Nevin is a neighborhood in South Los Angeles, California.

==Geography==
It consists of the area surrounding the street and school of the same name. Broadly construed, the neighborhood is bounded by Washington Boulevard, Alameda Street, Vernon Avenue and Hooper Avenue.

Nevin is listed as a populated place by the US Geological Survey.

==History==

The neighborhood, along with Nevin Street and Nevin Street school, were "likely named in memory of Santa Fe Railway manager William G. Nevin".

Nevin Street School opened in 1916.

==Demographics==

Today the neighborhood is working-class and industrial in nature; most of the housing stock is apartments or multi-family residential.
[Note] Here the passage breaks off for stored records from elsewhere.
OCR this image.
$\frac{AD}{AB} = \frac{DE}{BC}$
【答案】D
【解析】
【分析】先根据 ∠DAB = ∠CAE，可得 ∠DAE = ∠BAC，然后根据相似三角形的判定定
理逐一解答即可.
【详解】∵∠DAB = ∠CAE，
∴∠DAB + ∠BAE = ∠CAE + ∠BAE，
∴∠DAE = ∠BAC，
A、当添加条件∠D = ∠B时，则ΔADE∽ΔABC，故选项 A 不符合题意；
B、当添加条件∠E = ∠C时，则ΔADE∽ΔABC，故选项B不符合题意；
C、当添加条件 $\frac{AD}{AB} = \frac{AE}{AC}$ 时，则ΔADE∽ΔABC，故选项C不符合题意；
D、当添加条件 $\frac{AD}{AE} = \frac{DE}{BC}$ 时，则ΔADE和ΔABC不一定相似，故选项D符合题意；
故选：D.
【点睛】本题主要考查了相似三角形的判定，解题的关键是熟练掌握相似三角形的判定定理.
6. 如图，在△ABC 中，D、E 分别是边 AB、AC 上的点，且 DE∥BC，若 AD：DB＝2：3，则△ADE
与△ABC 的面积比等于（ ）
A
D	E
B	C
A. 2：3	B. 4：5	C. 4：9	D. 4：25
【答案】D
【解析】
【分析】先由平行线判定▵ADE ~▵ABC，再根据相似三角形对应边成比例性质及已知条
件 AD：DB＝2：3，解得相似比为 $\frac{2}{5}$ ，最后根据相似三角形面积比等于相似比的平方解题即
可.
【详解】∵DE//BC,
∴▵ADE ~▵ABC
It is one of the poorest and most densely populated areas of Los Angeles.

It has had a succession of ethnicities as dominant in the area. Whites made up most of the first residents. Though the neighborhood, like the rest of South LA, had a predominantly African-American population from about 1930 into the early 21st century, today the population is primarily Hispanic, with a minority of other ethnicities. Next most populous is the African-American minority.

==Education==

There is one public school in the neighborhood operated by the Los Angeles Unified School District:

- Nevin Street Elementary - 1569 E. 32nd Street.

==Government==
Nevin is represented by the Central Alameda Neighborhood Council.